The 120th Golden Dragon Parade
Saturday, February 9th, 2019 - RAIN OR SHINE!!
10:00 AM — Street Closure starts
1:00 PM — Parade Starts
3:30 PM — Parade Ends
5:00 PM — Street Reopens
<Recommendation: Please avoid driving to or parking in Chinatown. Public transportation is one solution! >
In celebrating over one hundred years of tradition, the Chinese Chamber of Commerce of Los Angeles presents the 120th Annual Golden Dragon Parade. With over thousands and thousands of individuals lining the parade route and thousands viewing the telecast each year, this colorful celebrating along North Broadway in Chinatown has become the premiere cultural event in the Southern California Asian-American Community.
Since the mid-1980's, the Golden Dragon Parade has expanded to include almost two dozen floats, multiple marching bands, government officials, various dignitaries, entertainers, local business leaders and cultural groups. The parade theme emphasizes ethnic diversity, Chinese culture and exposure to Chinese-American businesses. The parade continues to be a rich and diverse experience for Angelenos of all ages and ethnicities.
The day of the Lunar New Year is the most celebrated holiday of the year for nearly 1.5 million persons of Chinese, Korean, and Vietnamese descent in Southern California. It is celebrated with colorful festivals, parades, and most importantly, large family gatherings. It is also a time when ancestors are fondly remembered and families give thanks for their blessings. Red packets of money (Lai see or Hung bao) and firecrackers add fun and excitement to the Chinese New Year celebration.
We invite you to be a part of this important annual celebration - as a spectator, participant, or sponsor!
A Los Angeles Tradition
Over one hundred years ago, the Chinese community began to participate in the parade of the City of Los Angeles. In 1989, the Chinese lion and dragon procession were regarded as one of the most beautiful unit in the City and Annual La Fiesta Parade. With this initial participation in the parade, the Chinese community was applauded for its contribution to the celebration. The Fiesta committee immediately requested that the Chinese community permanently join in this annual event. During these early years, the Chinese Merchants Association organized and sponsored the lion dance procession, in addition to one or two parade floats. At one point the organization also arranged for the use of a dragon from the Chinese community in Marysville, California. Eventually, they raised $1,500 to acquire a dragon that required 25 men to maneuver. Their units were always considered the main attraction of the Fiesta Parade and had always drawn a very enthusiastic and excited crowd.
In 1956 the Chinese Chamber of Commerce of Los Angeles (formerly Chinatown Chamber of Commerce of Los Angeles) joined in the celebration. New dragon heads were imported from Hong Kong and local family association members were hired to perform the cultural dances. In the early 1960's the lion and dragon dancers would visit every Chinese business along the parade route. Financial support for the parade included fundraising dinners and door-to-door solicitations to gather support form the Chinatown business community.

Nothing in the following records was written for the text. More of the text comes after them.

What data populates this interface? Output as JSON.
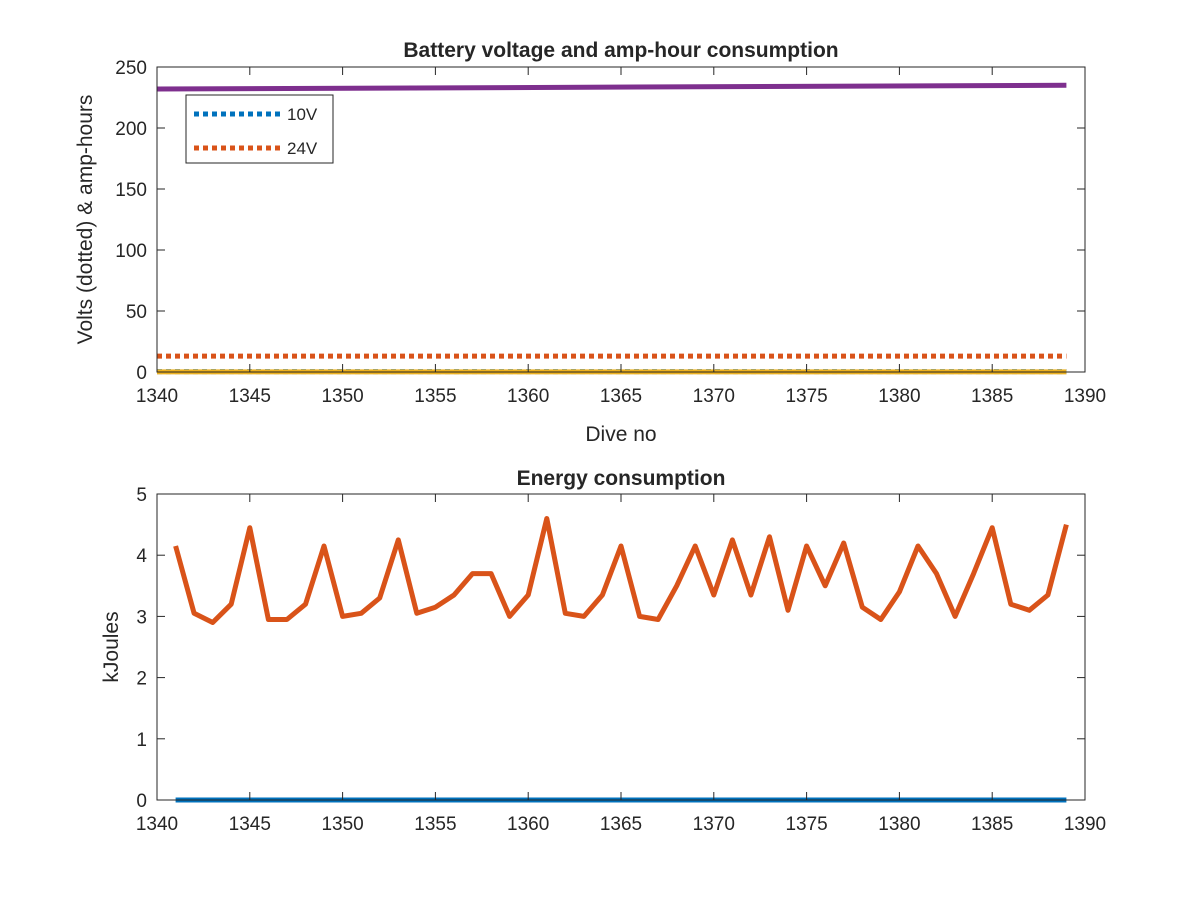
{
  "chart_data": [
    {
      "type": "line",
      "title": "Battery voltage and amp-hour consumption",
      "xlabel": "Dive no",
      "ylabel": "Volts (dotted) & amp-hours",
      "xlim": [
        1340,
        1390
      ],
      "ylim": [
        0,
        250
      ],
      "xticks": [
        1340,
        1345,
        1350,
        1355,
        1360,
        1365,
        1370,
        1375,
        1380,
        1385,
        1390
      ],
      "yticks": [
        0,
        50,
        100,
        150,
        200,
        250
      ],
      "grid": false,
      "legend_position": "top-left",
      "series": [
        {
          "name": "10V",
          "style": "dotted",
          "color": "#0072BD",
          "x": [
            1340,
            1389
          ],
          "y": [
            0.3,
            0.3
          ]
        },
        {
          "name": "24V",
          "style": "dotted",
          "color": "#D95319",
          "x": [
            1340,
            1389
          ],
          "y": [
            13,
            13
          ]
        },
        {
          "style": "solid",
          "color": "#EDB120",
          "x": [
            1340,
            1389
          ],
          "y": [
            0.1,
            0.1
          ]
        },
        {
          "style": "solid",
          "color": "#7E2F8E",
          "x": [
            1340,
            1389
          ],
          "y": [
            232,
            235
          ]
        }
      ]
    },
    {
      "type": "line",
      "title": "Energy consumption",
      "xlabel": "",
      "ylabel": "kJoules",
      "xlim": [
        1340,
        1390
      ],
      "ylim": [
        0,
        5
      ],
      "xticks": [
        1340,
        1345,
        1350,
        1355,
        1360,
        1365,
        1370,
        1375,
        1380,
        1385,
        1390
      ],
      "yticks": [
        0,
        1,
        2,
        3,
        4,
        5
      ],
      "grid": false,
      "series": [
        {
          "style": "solid",
          "color": "#0072BD",
          "x": [
            1341,
            1389
          ],
          "y": [
            0,
            0
          ]
        },
        {
          "style": "solid",
          "color": "#D95319",
          "x": [
            1341,
            1342,
            1343,
            1344,
            1345,
            1346,
            1347,
            1348,
            1349,
            1350,
            1351,
            1352,
            1353,
            1354,
            1355,
            1356,
            1357,
            1358,
            1359,
            1360,
            1361,
            1362,
            1363,
            1364,
            1365,
            1366,
            1367,
            1368,
            1369,
            1370,
            1371,
            1372,
            1373,
            1374,
            1375,
            1376,
            1377,
            1378,
            1379,
            1380,
            1381,
            1382,
            1383,
            1384,
            1385,
            1386,
            1387,
            1388,
            1389
          ],
          "y": [
            4.15,
            3.05,
            2.9,
            3.2,
            4.45,
            2.95,
            2.95,
            3.2,
            4.15,
            3.0,
            3.05,
            3.3,
            4.25,
            3.05,
            3.15,
            3.35,
            3.7,
            3.7,
            3.0,
            3.35,
            4.6,
            3.05,
            3.0,
            3.35,
            4.15,
            3.0,
            2.95,
            3.5,
            4.15,
            3.35,
            4.25,
            3.35,
            4.3,
            3.1,
            4.15,
            3.5,
            4.2,
            3.15,
            2.95,
            3.4,
            4.15,
            3.7,
            3.0,
            3.7,
            4.45,
            3.2,
            3.1,
            3.35,
            4.5
          ]
        }
      ]
    }
  ]
}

After the Vietnam war in 1975, Indo-Chinese refugees poured into the United States and soon became active in our community. Local family associations, Buddhist temples, and community-based organizations mushroomed and the parade became a focal point for community participation.

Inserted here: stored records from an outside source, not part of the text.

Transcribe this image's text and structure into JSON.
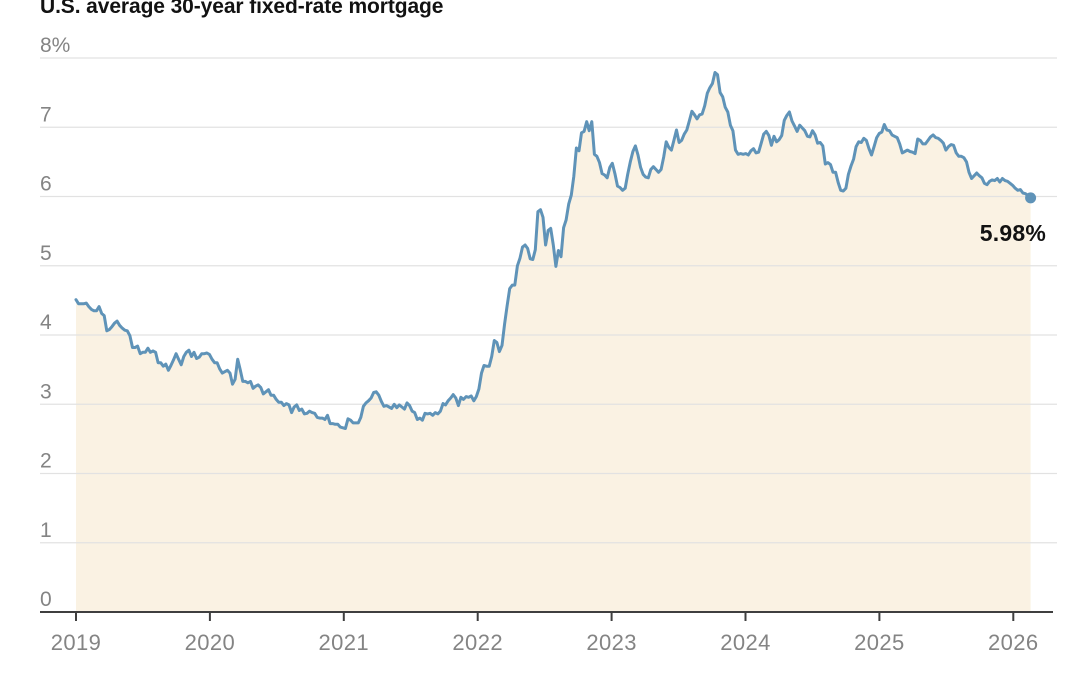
{
  "header": {
    "title": "U.S. average 30-year fixed-rate mortgage"
  },
  "chart_data": {
    "type": "area",
    "title": "U.S. average 30-year fixed-rate mortgage",
    "xlabel": "",
    "ylabel": "",
    "unit": "percent",
    "ylim": [
      0,
      8
    ],
    "xlim_years": [
      2019,
      2026.35
    ],
    "grid": true,
    "legend": false,
    "y_ticks": [
      {
        "value": 8,
        "label": "8%"
      },
      {
        "value": 7,
        "label": "7"
      },
      {
        "value": 6,
        "label": "6"
      },
      {
        "value": 5,
        "label": "5"
      },
      {
        "value": 4,
        "label": "4"
      },
      {
        "value": 3,
        "label": "3"
      },
      {
        "value": 2,
        "label": "2"
      },
      {
        "value": 1,
        "label": "1"
      },
      {
        "value": 0,
        "label": "0"
      }
    ],
    "x_ticks": [
      {
        "year": 2019,
        "label": "2019"
      },
      {
        "year": 2020,
        "label": "2020"
      },
      {
        "year": 2021,
        "label": "2021"
      },
      {
        "year": 2022,
        "label": "2022"
      },
      {
        "year": 2023,
        "label": "2023"
      },
      {
        "year": 2024,
        "label": "2024"
      },
      {
        "year": 2025,
        "label": "2025"
      },
      {
        "year": 2026,
        "label": "2026"
      }
    ],
    "series": [
      {
        "name": "U.S. average 30-year fixed-rate mortgage",
        "cadence": "weekly",
        "start_year": 2019,
        "values": [
          4.51,
          4.45,
          4.45,
          4.45,
          4.46,
          4.41,
          4.37,
          4.35,
          4.35,
          4.41,
          4.31,
          4.28,
          4.06,
          4.08,
          4.12,
          4.17,
          4.2,
          4.14,
          4.1,
          4.07,
          4.06,
          3.99,
          3.82,
          3.82,
          3.84,
          3.73,
          3.75,
          3.75,
          3.81,
          3.75,
          3.77,
          3.75,
          3.6,
          3.6,
          3.55,
          3.58,
          3.49,
          3.56,
          3.64,
          3.73,
          3.65,
          3.57,
          3.69,
          3.75,
          3.78,
          3.69,
          3.75,
          3.66,
          3.68,
          3.73,
          3.73,
          3.74,
          3.72,
          3.65,
          3.6,
          3.6,
          3.51,
          3.45,
          3.47,
          3.49,
          3.45,
          3.29,
          3.36,
          3.65,
          3.5,
          3.33,
          3.33,
          3.31,
          3.33,
          3.23,
          3.26,
          3.28,
          3.24,
          3.15,
          3.18,
          3.21,
          3.13,
          3.13,
          3.07,
          3.03,
          3.03,
          2.98,
          3.01,
          2.99,
          2.88,
          2.96,
          2.99,
          2.91,
          2.93,
          2.86,
          2.87,
          2.9,
          2.88,
          2.87,
          2.81,
          2.8,
          2.8,
          2.78,
          2.84,
          2.72,
          2.72,
          2.71,
          2.71,
          2.67,
          2.66,
          2.65,
          2.79,
          2.77,
          2.73,
          2.73,
          2.73,
          2.81,
          2.97,
          3.02,
          3.05,
          3.09,
          3.17,
          3.18,
          3.13,
          3.04,
          2.97,
          2.98,
          2.96,
          2.94,
          3.0,
          2.95,
          2.99,
          2.96,
          2.93,
          3.02,
          2.98,
          2.9,
          2.88,
          2.78,
          2.8,
          2.77,
          2.87,
          2.86,
          2.87,
          2.84,
          2.88,
          2.86,
          2.9,
          3.01,
          2.99,
          3.05,
          3.09,
          3.14,
          3.09,
          2.98,
          3.1,
          3.07,
          3.11,
          3.1,
          3.12,
          3.05,
          3.11,
          3.22,
          3.45,
          3.56,
          3.55,
          3.55,
          3.69,
          3.92,
          3.89,
          3.76,
          3.85,
          4.16,
          4.42,
          4.67,
          4.72,
          4.72,
          5.0,
          5.11,
          5.27,
          5.3,
          5.25,
          5.1,
          5.09,
          5.23,
          5.78,
          5.81,
          5.7,
          5.3,
          5.51,
          5.54,
          5.3,
          4.99,
          5.22,
          5.13,
          5.55,
          5.66,
          5.89,
          6.02,
          6.29,
          6.7,
          6.66,
          6.92,
          6.94,
          7.08,
          6.95,
          7.08,
          6.61,
          6.58,
          6.49,
          6.33,
          6.31,
          6.27,
          6.42,
          6.48,
          6.33,
          6.15,
          6.13,
          6.09,
          6.12,
          6.32,
          6.5,
          6.65,
          6.73,
          6.6,
          6.42,
          6.32,
          6.28,
          6.27,
          6.39,
          6.43,
          6.39,
          6.35,
          6.39,
          6.57,
          6.79,
          6.71,
          6.67,
          6.81,
          6.96,
          6.78,
          6.81,
          6.9,
          6.96,
          7.09,
          7.23,
          7.18,
          7.12,
          7.18,
          7.19,
          7.31,
          7.49,
          7.57,
          7.63,
          7.79,
          7.76,
          7.5,
          7.44,
          7.29,
          7.22,
          7.03,
          6.95,
          6.67,
          6.61,
          6.62,
          6.61,
          6.62,
          6.6,
          6.66,
          6.69,
          6.63,
          6.64,
          6.77,
          6.9,
          6.94,
          6.88,
          6.74,
          6.87,
          6.79,
          6.82,
          6.88,
          7.1,
          7.17,
          7.22,
          7.09,
          7.02,
          6.94,
          7.03,
          6.99,
          6.95,
          6.87,
          6.86,
          6.95,
          6.89,
          6.77,
          6.78,
          6.73,
          6.47,
          6.49,
          6.46,
          6.35,
          6.35,
          6.2,
          6.09,
          6.08,
          6.12,
          6.32,
          6.44,
          6.54,
          6.72,
          6.79,
          6.78,
          6.84,
          6.81,
          6.69,
          6.6,
          6.72,
          6.85,
          6.91,
          6.93,
          7.04,
          6.96,
          6.95,
          6.89,
          6.87,
          6.85,
          6.76,
          6.63,
          6.65,
          6.67,
          6.65,
          6.64,
          6.62,
          6.83,
          6.81,
          6.76,
          6.76,
          6.81,
          6.86,
          6.89,
          6.85,
          6.84,
          6.81,
          6.77,
          6.67,
          6.72,
          6.75,
          6.74,
          6.63,
          6.58,
          6.58,
          6.56,
          6.5,
          6.35,
          6.26,
          6.3,
          6.34,
          6.3,
          6.27,
          6.19,
          6.17,
          6.22,
          6.24,
          6.23,
          6.26,
          6.21,
          6.26,
          6.23,
          6.22,
          6.19,
          6.16,
          6.12,
          6.09,
          6.1,
          6.05,
          6.04,
          6.01,
          5.98
        ]
      }
    ],
    "end_point": {
      "label": "5.98%",
      "value": 5.98
    },
    "colors": {
      "line": "#5f93b8",
      "area": "#faf2e3",
      "grid": "#e2e2e2",
      "axis": "#3f3f3f",
      "tick_text": "#848484",
      "title_text": "#121212",
      "end_label_text": "#121212"
    }
  }
}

In the 1970's, actor and martial arts master Bruce Lee was the Grand Marshal of our parade. Since then, other Grand Marshal's have included David Carradine and Keye Lue from the television series Kung Fu, Dr. Haing S. Ngor from motion picture The Killing Fields, Kieu Chinh from Joy Luck Club, and Garrett Wang from television Star Trek. Over the years, many other celebrities have also participated in our Golden Dragon Parade.
Without a doubt, the Golden Dragon Parade is the highlight of the Chinese New Year in Southern California!
Come and watch!
The parade originally took place on Friday nights but was changed to Saturday afternoons to allow for greater community participation. We now draw over 110,000 anxious spectators each year along North Broadway in Los Angeles Chinatown!